20240410_Reactions(1 per page Colour)

Chemical Reactions Overview

• Conceptual Framework:

  • A re-distribution of atoms occurs during chemical reactions.

  • Existing chemical bonds break, and new bonds form.

  • Based on conservation laws:

    • Conservation of mass.

    • Conservation of atoms.

• Foundational Contributors:

  • Antoine Lavoisier (1743 - 1794) emphasized these conservation principles.

Writing and Balancing Equations

• Balanced Chemical Reactions:

  • Can be expressed in equations, e.g., 4P + 6Cl2 -> 4PCl3.

  • Must balance for both mass and charge.

  • Example:

    • H3PO2(aq) + 2H2O(ℓ) → H3PO4(aq) + 4H+(aq)

    • (Balanced regarding mass and charge)

• Stoichiometry and Coefficients:

  • Relative amounts of reactants and products are expressed using stoichiometric coefficients.

  • From a balanced equation:

    • Theoretical calculations can be made on reactions.

Limitations of Balanced Equations

• Do Not Provide:

  • Actual amounts of reactants and products.

  • Natural tendency of a reaction to occur.

  • Energy changes associated with the reaction.

  • Rate of reaction or its mechanism.

Reactions in Solution

• Aqueous Solutions:

  • Homogeneous mixtures of solutes dissolved in solvents (typically water).

  • Essential for various geological, geographical, and biological processes.

• Water as a Solvent:

  • Inexpensive and capable of dissolving many substances.

  • Aids in the dissociation of solutes (e.g., NaCl splits into Na+ and Cl- ions).

Electrolytes in Solution

• Types of Electrolytes:

  1. Strong Electrolytes: Completely ionized, good conductors of electricity (e.g., NaCl).

  2. Non-electrolytes: Do not form ions in solution, poor electrical conductors (e.g., sucrose).

  3. Weak Electrolytes: Partially ionized in solution, with limited electrical conductivity (e.g., acetic acid).

Solubility Rules and Precipitation Reactions

• Overview:

  • Many ionic compounds are not soluble in water.
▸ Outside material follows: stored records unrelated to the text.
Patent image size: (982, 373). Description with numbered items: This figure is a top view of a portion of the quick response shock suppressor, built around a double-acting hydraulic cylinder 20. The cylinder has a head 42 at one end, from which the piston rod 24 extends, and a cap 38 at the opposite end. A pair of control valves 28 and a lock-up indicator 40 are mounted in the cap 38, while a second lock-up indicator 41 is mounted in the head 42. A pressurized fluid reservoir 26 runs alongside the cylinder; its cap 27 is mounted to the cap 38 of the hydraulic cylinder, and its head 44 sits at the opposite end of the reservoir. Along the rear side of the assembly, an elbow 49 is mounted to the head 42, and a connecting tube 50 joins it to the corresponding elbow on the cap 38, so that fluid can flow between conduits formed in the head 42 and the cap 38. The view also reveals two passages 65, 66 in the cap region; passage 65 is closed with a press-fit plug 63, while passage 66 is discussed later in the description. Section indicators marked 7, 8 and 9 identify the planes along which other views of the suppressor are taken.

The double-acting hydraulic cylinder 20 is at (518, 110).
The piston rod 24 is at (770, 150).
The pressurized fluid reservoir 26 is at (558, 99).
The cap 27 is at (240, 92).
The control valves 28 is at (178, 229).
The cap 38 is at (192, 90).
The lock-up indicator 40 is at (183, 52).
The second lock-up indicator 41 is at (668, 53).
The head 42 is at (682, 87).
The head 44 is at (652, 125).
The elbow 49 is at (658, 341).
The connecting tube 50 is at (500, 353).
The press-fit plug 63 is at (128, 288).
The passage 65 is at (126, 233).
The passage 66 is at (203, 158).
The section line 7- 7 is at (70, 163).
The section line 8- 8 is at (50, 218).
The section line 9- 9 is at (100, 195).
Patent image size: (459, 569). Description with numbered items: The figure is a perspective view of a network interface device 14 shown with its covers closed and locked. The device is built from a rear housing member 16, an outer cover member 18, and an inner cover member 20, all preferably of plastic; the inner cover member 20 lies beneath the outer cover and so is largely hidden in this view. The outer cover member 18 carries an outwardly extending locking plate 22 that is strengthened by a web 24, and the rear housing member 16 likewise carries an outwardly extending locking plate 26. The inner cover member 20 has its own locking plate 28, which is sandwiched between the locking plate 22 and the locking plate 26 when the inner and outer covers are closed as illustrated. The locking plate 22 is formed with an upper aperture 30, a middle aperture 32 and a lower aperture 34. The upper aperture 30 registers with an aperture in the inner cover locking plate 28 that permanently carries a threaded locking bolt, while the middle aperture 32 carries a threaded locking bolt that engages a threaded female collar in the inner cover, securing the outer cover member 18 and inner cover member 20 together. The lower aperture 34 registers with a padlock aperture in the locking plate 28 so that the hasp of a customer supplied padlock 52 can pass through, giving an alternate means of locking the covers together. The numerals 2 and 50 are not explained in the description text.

  • Certain combinations of cations and anions lead to precipitation reactions, forming insoluble compounds (e.g.,

    • Formation of insoluble salts, e.g., BaSO4 from mixtures).

• Equations in Precipitation Reactions:

  • Use molecular equations, full ionic equations, and net ionic equations to express reactions.

  • Example:

    • Ca2+(aq) + SO4^2−(aq) → CaSO4(s), where CaSO4 precipitates.

Acid-Base Reactions

• General Concepts:

  • Acids produce H+ in solution, while bases produce OH-.

  • Importance in home, biology, industry, and environmental processes.

• Definitions:

  • Arrhenius Model:

    • Acids increase H+ concentration in water (e.g., HCl).

    • Bases increase OH- concentration in water (e.g., NaOH).

• Brønsted-Lowry Model:

  • Defines acids as proton donors and bases as proton acceptors.

Redox Reactions

• Basic Principles:

  • Coupling of oxidation (gain of oxygen/loss of electrons) and reduction (loss of oxygen/gain of electrons).

  • Recognize oxidation states for reactions:

    • In metal extraction processes (e.g., extraction of iron), recognize reducing and oxidizing agents.

• Balancing Redox Reactions:

  • Involves assigning oxidation states, splitting into half-reactions, and balancing mass and charge separately.

• Examples of Balancing:

  • Example: Aℓ + Ni2+ → Aℓ3+ + Ni:

    • Assign oxidation states to identify oxidation and reduction.

Conclusion

• Understanding Chemical Reactions:

  • Concepts of conservation, balancing equations, the role of solvents, electrolytes, and definitions of acids and bases are fundamental.

  • Focus on redox reactions and how they apply to practical scenarios in both laboratory and real-world chemistry.